Neyse, bir gün bir hekim, kent merkezine uzak bir köydeki hastasını ziyaret için yola çıkıyor. Abdera’dan bu işlerle ilgilenen bir köylünün eşeğini kiralıyor. Hava sıcak, yol uzak. Yolda güneşin hararetini saçsız başında hissedip, yüzünden akan ter gömleğini ıslatmaya başlayınca, eşeği durduruyor ve dümdüz, hiç ağaç bulunmayan ovada, eşeğin gölgesine oturarak serinlemeye çalışıyor. Fakat eşeğin sahibi olan Abderalı köylü, gölge için ek ücret ödemesini istiyor. Hekim eşeği kiraladığını, dolayısıyla gölgesinin de kendine ait olduğunu söylüyor, ama köylüye laf geçiremiyor. Köylü ise eşeğin binek olarak kiralandığını, gölgesini kullanma hakkının bu kira sözleşmesi kapsamında olmadığını söylüyor. Tartışıyorlar, konu mahkemeye aksediyor.

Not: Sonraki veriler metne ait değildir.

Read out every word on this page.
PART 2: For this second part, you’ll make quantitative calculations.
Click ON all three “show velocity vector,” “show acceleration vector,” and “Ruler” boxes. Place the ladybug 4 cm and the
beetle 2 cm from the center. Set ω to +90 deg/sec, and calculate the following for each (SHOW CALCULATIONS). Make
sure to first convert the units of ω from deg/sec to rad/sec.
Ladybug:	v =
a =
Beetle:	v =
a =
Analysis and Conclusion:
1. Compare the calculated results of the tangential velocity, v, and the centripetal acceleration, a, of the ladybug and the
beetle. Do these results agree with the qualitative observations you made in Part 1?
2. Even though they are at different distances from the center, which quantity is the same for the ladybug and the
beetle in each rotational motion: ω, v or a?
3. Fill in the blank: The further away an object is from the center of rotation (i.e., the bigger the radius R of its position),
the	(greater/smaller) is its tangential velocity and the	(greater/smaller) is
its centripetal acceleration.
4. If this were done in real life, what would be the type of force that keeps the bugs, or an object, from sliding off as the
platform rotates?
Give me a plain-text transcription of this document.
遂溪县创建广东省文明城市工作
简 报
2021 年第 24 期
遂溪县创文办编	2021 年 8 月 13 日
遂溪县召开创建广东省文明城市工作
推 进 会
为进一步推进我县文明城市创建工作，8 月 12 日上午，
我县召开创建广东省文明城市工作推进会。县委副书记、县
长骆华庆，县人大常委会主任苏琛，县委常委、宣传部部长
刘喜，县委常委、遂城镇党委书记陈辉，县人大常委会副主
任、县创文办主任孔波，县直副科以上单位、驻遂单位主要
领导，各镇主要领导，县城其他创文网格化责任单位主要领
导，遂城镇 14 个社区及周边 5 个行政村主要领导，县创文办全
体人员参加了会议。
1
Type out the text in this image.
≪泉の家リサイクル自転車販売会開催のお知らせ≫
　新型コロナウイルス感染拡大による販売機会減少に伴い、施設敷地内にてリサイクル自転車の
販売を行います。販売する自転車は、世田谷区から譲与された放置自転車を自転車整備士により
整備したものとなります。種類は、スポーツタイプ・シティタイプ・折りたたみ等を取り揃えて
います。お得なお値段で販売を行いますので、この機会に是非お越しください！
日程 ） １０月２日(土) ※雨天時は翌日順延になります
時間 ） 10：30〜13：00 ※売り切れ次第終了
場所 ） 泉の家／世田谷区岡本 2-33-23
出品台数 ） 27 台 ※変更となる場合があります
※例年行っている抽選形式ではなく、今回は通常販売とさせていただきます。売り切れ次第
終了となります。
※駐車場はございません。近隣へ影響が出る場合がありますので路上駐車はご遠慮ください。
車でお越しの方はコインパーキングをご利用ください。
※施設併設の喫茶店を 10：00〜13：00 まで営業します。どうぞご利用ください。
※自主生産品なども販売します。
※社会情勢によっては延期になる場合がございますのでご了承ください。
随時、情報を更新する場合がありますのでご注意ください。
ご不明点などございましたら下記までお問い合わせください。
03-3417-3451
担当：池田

Uzatmayalım, mahkeme duyuluyor, şehir eşekçiler ve gölgeciler olarak ikiye bölünüyor. Şehir idaresinde rakip hizipler davanın birer tarafını sahipleniyor. Derken taraflardan biri, haklılık yüzdesini arttırabilmek için Abdera kentinin resmi mabudu olan Kurbağa Tanrı Latona anısına evinin önüne bir kurbağa havuzu yaptırıyor. Bunu gören komşular, hatta karşıt hiziptekiler de aynını yapıyor. Amaç din unsurunu rakip hizibin eline kaptırmamak.
Derkken şehir kurbağa havuzlarıyla doluyor. Bir noktadan sonra şehirde kurbağadan adım atacak yer kalmıyor. Şehirdeki akademiye soruyorlar, gelen raporda, “Tek yol kurbağaları yemek” deniyor. İnançlarına karşı bu küfrü içlerine sindiremeyen Abderalılar arasında sokak kavgaları vesaire bin türlü huzursuzluk başlıyor. Bakıyorlar ki işin içinden çıkmak mümkün değil, şehri terk etmeye karar veriyorlar.
Yazar, Abderalıların böylece dünyanın dört bir yanına dağıldığını anlatıyor ve “Her yere o kadar dağıldılar ki, nereye giderseniz gidin, bu Abderalılardan birkaç kişi görebilirsiniz” diyerek anlatısını tamamlıyor.
Şimdi bunu niye anlattın diyebilirsiniz. Eh, Ereğli’de yaşayanlar olarak yorumu siz yapın!
AMFİTİYATRO…
Sevgi Barış Dostluk festivalinde—ve daha önce de çeşitli vesilelerle—Cehennemağzı mağaralarında düzenlenen konser etkinliklerine katıldık. Haftaya bir etkinlik daha var. Biliyorsunuz Cehennemağzı dediğimiz yer ilkçağı temsil ediyor. Konserlerin hepsinin klasik müzik konsepti içinde olması, onları düzenleyenlerin bu sanatın modası geçtiğini gösteriyor olabilir mi?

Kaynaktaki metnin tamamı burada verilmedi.